Formally, Ocean's Eleven is as mechanical as they come. Soderbergh cheerily leads us through quick introductions of all of the major characters as the team is assembled, and them proceeds with the intricate planning and assorted tensions among the various team members. The biggest tension of all is that Ocean's main reason for robbing the casinos is that they are all owned by malicious high-roller Harry Benedict (Andy Garcia), who happens to be involved with Ocean's ex-wife, Tess (Julia Roberts). It is one of the movie's more strained contrivances that the big heist is ultimately not about money, but somehow about Ocean's wanting to impress Tess so much that she drops her billionaire boyfriend and gets back with him (he's a true romantic at heart, the kind who continues wearing his shiny wedding ring even after the divorce papers arrive).

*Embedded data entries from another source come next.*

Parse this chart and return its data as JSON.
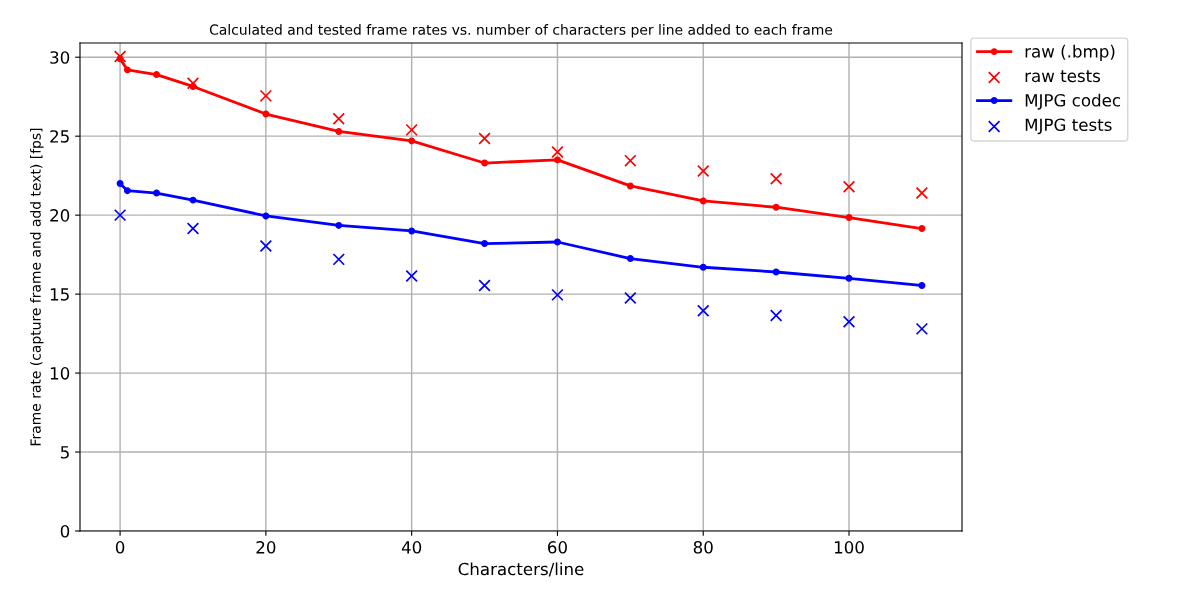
{
  "chart_data": {
    "type": "line",
    "title": "Calculated and tested frame rates vs. number of characters per line added to each frame",
    "xlabel": "Characters/line",
    "ylabel": "Frame rate (capture frame and add text) [fps]",
    "xlim": [
      -5.5,
      115.5
    ],
    "xticks": [
      0,
      20,
      40,
      60,
      80,
      100
    ],
    "ylim": [
      0,
      30.9
    ],
    "yticks": [
      0,
      5,
      10,
      15,
      20,
      25,
      30
    ],
    "grid": true,
    "legend": "top right",
    "series": [
      {
        "name": "raw (.bmp)",
        "marker": "circle",
        "color": "#ff0000",
        "x": [
          0,
          1,
          5,
          10,
          20,
          30,
          40,
          50,
          60,
          70,
          80,
          90,
          100,
          110
        ],
        "values": [
          29.9,
          29.2,
          28.9,
          28.15,
          26.4,
          25.3,
          24.7,
          23.3,
          23.5,
          21.85,
          20.9,
          20.5,
          19.85,
          19.15
        ]
      },
      {
        "name": "raw tests",
        "type": "scatter",
        "marker": "cross",
        "color": "#ff0000",
        "x": [
          0,
          10,
          20,
          30,
          40,
          50,
          60,
          70,
          80,
          90,
          100,
          110
        ],
        "values": [
          30.05,
          28.35,
          27.55,
          26.1,
          25.4,
          24.85,
          24.0,
          23.45,
          22.8,
          22.3,
          21.8,
          21.4
        ]
      },
      {
        "name": "MJPG codec",
        "marker": "circle",
        "color": "#0000ff",
        "x": [
          0,
          1,
          5,
          10,
          20,
          30,
          40,
          50,
          60,
          70,
          80,
          90,
          100,
          110
        ],
        "values": [
          22.0,
          21.55,
          21.4,
          20.95,
          19.95,
          19.35,
          19.0,
          18.2,
          18.3,
          17.25,
          16.7,
          16.4,
          16.0,
          15.55
        ]
      },
      {
        "name": "MJPG tests",
        "type": "scatter",
        "marker": "cross",
        "color": "#0000ff",
        "x": [
          0,
          10,
          20,
          30,
          40,
          50,
          60,
          70,
          80,
          90,
          100,
          110
        ],
        "values": [
          20.0,
          19.15,
          18.05,
          17.2,
          16.15,
          15.55,
          14.95,
          14.75,
          13.95,
          13.65,
          13.25,
          12.8
        ]
      }
    ]
  }
}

Yet, as mechanical as the narrative is, Soderbergh is always there to liberate it with jazzy riffs on '70s cinema techniques like split-screen, sped-up motion, wipe transitions, and a pulsating bass rhythm on the soundtrack. He never gets overly showy, but his retro tendencies do stand out enough to give the movie a distinct tone that plays into the comedy. It's not so much a movie about a heist as it is a movie about movies about heists, which is interesting in that there have already been two high-profile, old-school heist movies this year (Frank Oz's The Score and David Mamet's Heist), both of which played with the material straight.

Ocean's Eleven is filled with all kinds of allusions to the world of entertainment, from sleazy Vegas strip-tease acts to the tense suspense theatrics of Mission: Impossible. At one point, Soderbergh turns spurting water fountains into a slow-motion fetish object that probably would have made Alfred Hitchcock chuckle. He also slips in several sly sight gags, including one of Don Cheadle captivated by the sight of the Desert Inn being demolished on TV while we see the building coming down in the window right behind him.

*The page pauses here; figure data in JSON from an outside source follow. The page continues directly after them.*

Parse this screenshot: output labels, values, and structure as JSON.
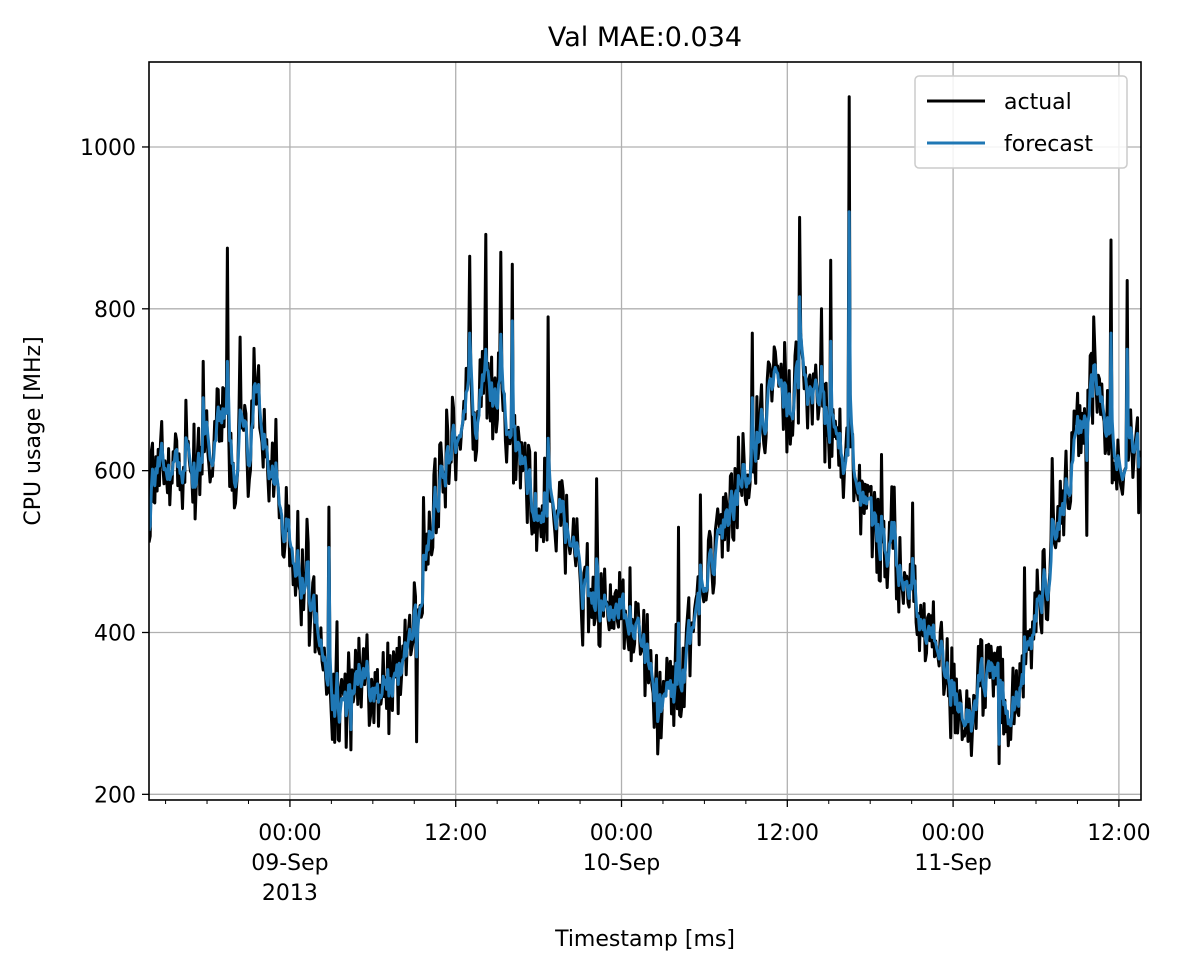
{
  "chart_data": {
    "type": "line",
    "title": "Val MAE:0.034",
    "xlabel": "Timestamp [ms]",
    "ylabel": "CPU usage [MHz]",
    "x_ticks": [
      {
        "hours": 0,
        "lines": [
          "00:00",
          "09-Sep",
          "2013"
        ]
      },
      {
        "hours": 12,
        "lines": [
          "12:00"
        ]
      },
      {
        "hours": 24,
        "lines": [
          "00:00",
          "10-Sep"
        ]
      },
      {
        "hours": 36,
        "lines": [
          "12:00"
        ]
      },
      {
        "hours": 48,
        "lines": [
          "00:00",
          "11-Sep"
        ]
      },
      {
        "hours": 60,
        "lines": [
          "12:00"
        ]
      }
    ],
    "y_ticks": [
      200,
      400,
      600,
      800,
      1000
    ],
    "ylim": [
      193,
      1105
    ],
    "x_range_hours": [
      -10.2,
      61.6
    ],
    "grid": true,
    "legend": "top-right",
    "series": [
      {
        "name": "actual",
        "color": "#000000",
        "anchors": [
          [
            -10.2,
            560
          ],
          [
            -9.5,
            640
          ],
          [
            -9,
            590
          ],
          [
            -8.5,
            620
          ],
          [
            -8,
            600
          ],
          [
            -7.5,
            640
          ],
          [
            -7,
            575
          ],
          [
            -6.5,
            610
          ],
          [
            -6,
            660
          ],
          [
            -5.5,
            620
          ],
          [
            -5,
            680
          ],
          [
            -4.5,
            640
          ],
          [
            -4,
            600
          ],
          [
            -3.5,
            660
          ],
          [
            -3,
            620
          ],
          [
            -2.5,
            720
          ],
          [
            -2,
            640
          ],
          [
            -1.5,
            600
          ],
          [
            -1,
            560
          ],
          [
            -0.5,
            530
          ],
          [
            0,
            520
          ],
          [
            0.5,
            480
          ],
          [
            1,
            450
          ],
          [
            1.5,
            430
          ],
          [
            2,
            400
          ],
          [
            2.5,
            360
          ],
          [
            3,
            320
          ],
          [
            3.5,
            290
          ],
          [
            4,
            300
          ],
          [
            4.5,
            330
          ],
          [
            5,
            350
          ],
          [
            5.5,
            330
          ],
          [
            6,
            340
          ],
          [
            6.5,
            320
          ],
          [
            7,
            350
          ],
          [
            7.5,
            330
          ],
          [
            8,
            360
          ],
          [
            8.5,
            380
          ],
          [
            9,
            420
          ],
          [
            9.5,
            460
          ],
          [
            10,
            520
          ],
          [
            10.5,
            560
          ],
          [
            11,
            590
          ],
          [
            11.5,
            610
          ],
          [
            12,
            640
          ],
          [
            12.5,
            680
          ],
          [
            13,
            700
          ],
          [
            13.5,
            660
          ],
          [
            14,
            720
          ],
          [
            14.5,
            690
          ],
          [
            15,
            700
          ],
          [
            15.5,
            680
          ],
          [
            16,
            640
          ],
          [
            16.5,
            620
          ],
          [
            17,
            600
          ],
          [
            17.5,
            560
          ],
          [
            18,
            540
          ],
          [
            18.5,
            570
          ],
          [
            19,
            550
          ],
          [
            19.5,
            560
          ],
          [
            20,
            520
          ],
          [
            20.5,
            500
          ],
          [
            21,
            480
          ],
          [
            21.5,
            460
          ],
          [
            22,
            440
          ],
          [
            22.5,
            430
          ],
          [
            23,
            420
          ],
          [
            23.5,
            410
          ],
          [
            24,
            430
          ],
          [
            24.5,
            420
          ],
          [
            25,
            400
          ],
          [
            25.5,
            380
          ],
          [
            26,
            350
          ],
          [
            26.5,
            330
          ],
          [
            27,
            320
          ],
          [
            27.5,
            310
          ],
          [
            28,
            330
          ],
          [
            28.5,
            360
          ],
          [
            29,
            400
          ],
          [
            29.5,
            430
          ],
          [
            30,
            460
          ],
          [
            30.5,
            480
          ],
          [
            31,
            500
          ],
          [
            31.5,
            540
          ],
          [
            32,
            560
          ],
          [
            32.5,
            580
          ],
          [
            33,
            600
          ],
          [
            33.5,
            620
          ],
          [
            34,
            650
          ],
          [
            34.5,
            680
          ],
          [
            35,
            700
          ],
          [
            35.5,
            690
          ],
          [
            36,
            670
          ],
          [
            36.5,
            700
          ],
          [
            37,
            720
          ],
          [
            37.5,
            690
          ],
          [
            38,
            700
          ],
          [
            38.5,
            670
          ],
          [
            39,
            660
          ],
          [
            39.5,
            640
          ],
          [
            40,
            620
          ],
          [
            40.5,
            600
          ],
          [
            41,
            580
          ],
          [
            41.5,
            560
          ],
          [
            42,
            540
          ],
          [
            42.5,
            520
          ],
          [
            43,
            510
          ],
          [
            43.5,
            500
          ],
          [
            44,
            480
          ],
          [
            44.5,
            460
          ],
          [
            45,
            440
          ],
          [
            45.5,
            420
          ],
          [
            46,
            400
          ],
          [
            46.5,
            390
          ],
          [
            47,
            370
          ],
          [
            47.5,
            350
          ],
          [
            48,
            330
          ],
          [
            48.5,
            310
          ],
          [
            49,
            300
          ],
          [
            49.5,
            320
          ],
          [
            50,
            340
          ],
          [
            50.5,
            330
          ],
          [
            51,
            350
          ],
          [
            51.5,
            330
          ],
          [
            52,
            310
          ],
          [
            52.5,
            300
          ],
          [
            53,
            330
          ],
          [
            53.5,
            380
          ],
          [
            54,
            420
          ],
          [
            54.5,
            460
          ],
          [
            55,
            480
          ],
          [
            55.5,
            520
          ],
          [
            56,
            560
          ],
          [
            56.5,
            600
          ],
          [
            57,
            640
          ],
          [
            57.5,
            680
          ],
          [
            58,
            700
          ],
          [
            58.5,
            690
          ],
          [
            59,
            660
          ],
          [
            59.5,
            640
          ],
          [
            60,
            620
          ],
          [
            60.5,
            610
          ],
          [
            61,
            640
          ],
          [
            61.6,
            620
          ]
        ],
        "spikes": [
          [
            -4.5,
            875
          ],
          [
            -3.6,
            765
          ],
          [
            2.8,
            555
          ],
          [
            13,
            865
          ],
          [
            14.2,
            892
          ],
          [
            16.1,
            855
          ],
          [
            18.7,
            790
          ],
          [
            29.7,
            570
          ],
          [
            36.9,
            913
          ],
          [
            40.5,
            1062
          ],
          [
            39.1,
            860
          ],
          [
            45.1,
            560
          ],
          [
            55.2,
            615
          ],
          [
            56.7,
            615
          ],
          [
            59.4,
            885
          ],
          [
            60.6,
            835
          ],
          [
            1.2,
            540
          ],
          [
            4.4,
            255
          ],
          [
            7.2,
            275
          ],
          [
            9.2,
            265
          ],
          [
            11.3,
            675
          ],
          [
            22.2,
            590
          ],
          [
            24.6,
            480
          ],
          [
            26.6,
            250
          ],
          [
            33.5,
            770
          ],
          [
            43.6,
            580
          ],
          [
            47.8,
            270
          ],
          [
            49.3,
            248
          ],
          [
            51.3,
            238
          ],
          [
            57.7,
            520
          ],
          [
            61.4,
            548
          ],
          [
            -6.3,
            735
          ],
          [
            15.3,
            870
          ],
          [
            21.5,
            510
          ],
          [
            28.1,
            530
          ],
          [
            38.5,
            800
          ],
          [
            42.8,
            620
          ],
          [
            53.2,
            480
          ],
          [
            58.2,
            790
          ],
          [
            0.5,
            470
          ]
        ]
      },
      {
        "name": "forecast",
        "color": "#1f77b4",
        "spikes": [
          [
            -4.5,
            735
          ],
          [
            -3.6,
            675
          ],
          [
            13,
            770
          ],
          [
            14.2,
            750
          ],
          [
            16.1,
            785
          ],
          [
            36.9,
            815
          ],
          [
            40.5,
            920
          ],
          [
            39.1,
            760
          ],
          [
            59.4,
            770
          ],
          [
            60.6,
            750
          ],
          [
            55.2,
            540
          ],
          [
            2.8,
            505
          ],
          [
            18.7,
            640
          ],
          [
            33.5,
            690
          ],
          [
            -6.3,
            690
          ],
          [
            49.3,
            278
          ],
          [
            51.3,
            262
          ],
          [
            26.6,
            290
          ],
          [
            4.4,
            280
          ],
          [
            58.2,
            730
          ]
        ]
      }
    ]
  }
}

All the actors are game for this approach, and Soderbergh manages to allows each one to shine in his or her own way, whether that be Carl Reiner's character putting on an elaborate ruse as a European businessman, or Elliot Gould's high-pitched, hairy-chested Las Vegas caricature, or George Clooney's ultra-confident hipster criminal, so cool that he can throw out a line like "Ted Nugent called and he wants his shirt back" and make it work. The only failing, surprisingly enough, is Julia Roberts' turn as Tess. It's not Robert fault, however; her lack of presence is the result of her playing a prize to be won, rather than a person.

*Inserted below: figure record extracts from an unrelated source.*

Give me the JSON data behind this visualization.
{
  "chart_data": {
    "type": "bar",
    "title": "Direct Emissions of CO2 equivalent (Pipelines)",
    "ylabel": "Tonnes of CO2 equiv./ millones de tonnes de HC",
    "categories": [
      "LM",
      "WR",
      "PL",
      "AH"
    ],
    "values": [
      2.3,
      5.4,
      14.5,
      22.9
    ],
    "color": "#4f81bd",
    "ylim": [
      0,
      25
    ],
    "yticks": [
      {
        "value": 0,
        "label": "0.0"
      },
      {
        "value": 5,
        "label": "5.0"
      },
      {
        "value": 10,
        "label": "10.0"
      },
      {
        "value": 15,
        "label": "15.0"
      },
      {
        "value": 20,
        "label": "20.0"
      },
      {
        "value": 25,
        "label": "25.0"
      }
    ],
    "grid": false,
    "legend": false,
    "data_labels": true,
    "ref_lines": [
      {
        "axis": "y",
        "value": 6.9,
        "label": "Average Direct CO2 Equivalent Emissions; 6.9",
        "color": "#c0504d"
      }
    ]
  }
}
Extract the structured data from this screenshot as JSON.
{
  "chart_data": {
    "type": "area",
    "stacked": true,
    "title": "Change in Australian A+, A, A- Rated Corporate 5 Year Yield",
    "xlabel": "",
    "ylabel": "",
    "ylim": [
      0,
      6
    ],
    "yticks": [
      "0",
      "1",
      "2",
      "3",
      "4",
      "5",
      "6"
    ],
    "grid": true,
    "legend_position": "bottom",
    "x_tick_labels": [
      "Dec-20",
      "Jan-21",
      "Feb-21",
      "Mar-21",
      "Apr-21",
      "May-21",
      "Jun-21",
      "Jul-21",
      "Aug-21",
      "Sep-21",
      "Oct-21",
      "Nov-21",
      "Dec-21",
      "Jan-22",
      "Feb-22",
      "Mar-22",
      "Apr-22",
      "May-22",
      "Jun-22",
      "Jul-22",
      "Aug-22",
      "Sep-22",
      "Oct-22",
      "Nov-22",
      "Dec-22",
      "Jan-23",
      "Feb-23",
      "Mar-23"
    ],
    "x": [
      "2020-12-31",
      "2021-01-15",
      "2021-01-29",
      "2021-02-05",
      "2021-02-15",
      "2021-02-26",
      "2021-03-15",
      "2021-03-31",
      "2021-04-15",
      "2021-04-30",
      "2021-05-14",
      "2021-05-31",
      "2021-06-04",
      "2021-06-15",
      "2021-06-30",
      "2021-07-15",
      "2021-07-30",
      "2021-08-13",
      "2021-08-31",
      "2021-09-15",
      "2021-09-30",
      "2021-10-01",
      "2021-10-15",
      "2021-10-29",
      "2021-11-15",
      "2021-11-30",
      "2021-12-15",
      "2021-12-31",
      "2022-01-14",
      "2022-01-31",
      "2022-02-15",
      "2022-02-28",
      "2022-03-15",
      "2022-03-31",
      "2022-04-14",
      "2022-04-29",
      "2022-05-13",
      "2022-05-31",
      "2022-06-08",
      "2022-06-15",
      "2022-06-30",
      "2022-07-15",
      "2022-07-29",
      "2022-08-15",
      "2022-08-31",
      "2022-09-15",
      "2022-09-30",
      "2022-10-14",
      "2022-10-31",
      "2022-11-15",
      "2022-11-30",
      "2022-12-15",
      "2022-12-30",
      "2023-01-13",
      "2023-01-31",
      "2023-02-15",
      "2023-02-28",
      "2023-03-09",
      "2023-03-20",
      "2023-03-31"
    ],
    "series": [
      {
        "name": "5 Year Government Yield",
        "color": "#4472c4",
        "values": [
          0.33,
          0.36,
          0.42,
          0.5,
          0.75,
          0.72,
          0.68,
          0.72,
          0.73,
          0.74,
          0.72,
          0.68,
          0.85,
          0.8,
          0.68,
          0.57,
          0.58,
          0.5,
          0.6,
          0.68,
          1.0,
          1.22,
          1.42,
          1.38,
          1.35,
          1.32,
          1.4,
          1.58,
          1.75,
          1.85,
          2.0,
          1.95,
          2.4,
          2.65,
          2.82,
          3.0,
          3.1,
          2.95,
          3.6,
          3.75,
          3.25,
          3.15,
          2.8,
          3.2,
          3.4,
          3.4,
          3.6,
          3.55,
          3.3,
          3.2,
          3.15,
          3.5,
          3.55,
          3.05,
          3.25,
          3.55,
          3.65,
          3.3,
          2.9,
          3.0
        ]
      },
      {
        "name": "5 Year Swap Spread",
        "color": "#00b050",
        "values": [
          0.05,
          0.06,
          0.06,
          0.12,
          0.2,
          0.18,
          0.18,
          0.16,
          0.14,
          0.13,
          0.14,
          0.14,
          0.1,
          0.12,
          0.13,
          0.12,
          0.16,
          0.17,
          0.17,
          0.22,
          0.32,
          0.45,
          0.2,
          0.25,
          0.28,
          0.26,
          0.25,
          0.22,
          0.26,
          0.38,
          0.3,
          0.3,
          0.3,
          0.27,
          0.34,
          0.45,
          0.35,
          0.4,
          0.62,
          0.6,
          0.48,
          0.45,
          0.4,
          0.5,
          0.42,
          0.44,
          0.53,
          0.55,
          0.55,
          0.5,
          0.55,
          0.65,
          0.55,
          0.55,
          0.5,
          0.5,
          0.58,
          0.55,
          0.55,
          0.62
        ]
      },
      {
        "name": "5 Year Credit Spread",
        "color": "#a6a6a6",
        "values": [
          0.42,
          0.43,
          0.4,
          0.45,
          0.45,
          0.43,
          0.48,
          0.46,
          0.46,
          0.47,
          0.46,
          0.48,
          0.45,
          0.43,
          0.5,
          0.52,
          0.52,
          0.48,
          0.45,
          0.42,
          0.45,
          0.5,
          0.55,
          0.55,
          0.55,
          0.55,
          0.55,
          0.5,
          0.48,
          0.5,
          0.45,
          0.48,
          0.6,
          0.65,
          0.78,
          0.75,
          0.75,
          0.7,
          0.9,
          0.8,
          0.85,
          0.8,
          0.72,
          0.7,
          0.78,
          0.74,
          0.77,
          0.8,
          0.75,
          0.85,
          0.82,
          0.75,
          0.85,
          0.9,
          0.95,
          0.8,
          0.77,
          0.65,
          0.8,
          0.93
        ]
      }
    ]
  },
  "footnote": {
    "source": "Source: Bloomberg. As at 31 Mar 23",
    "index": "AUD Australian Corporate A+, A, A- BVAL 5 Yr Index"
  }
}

After wining the Best Director Oscar for Traffic (2000), many were probably thinking that Soderbergh would bury himself deep into "serious artistry," one of the great traps of those who win the award and begin taking themselves too seriously. Luckily, when he won the Oscar, Soderbergh was already well into the production of Ocean's Eleven, which is an example of what he does best: taking well-worn genres and kicking new life into them. Soderbergh is an expermentialist, but at heart he's a movie-maker who can make even the most routine project hum. Ocean's Eleven may not be a masterpiece of genre resuscitation, but only Sinatra fans would argue that it's not a better movie than the original.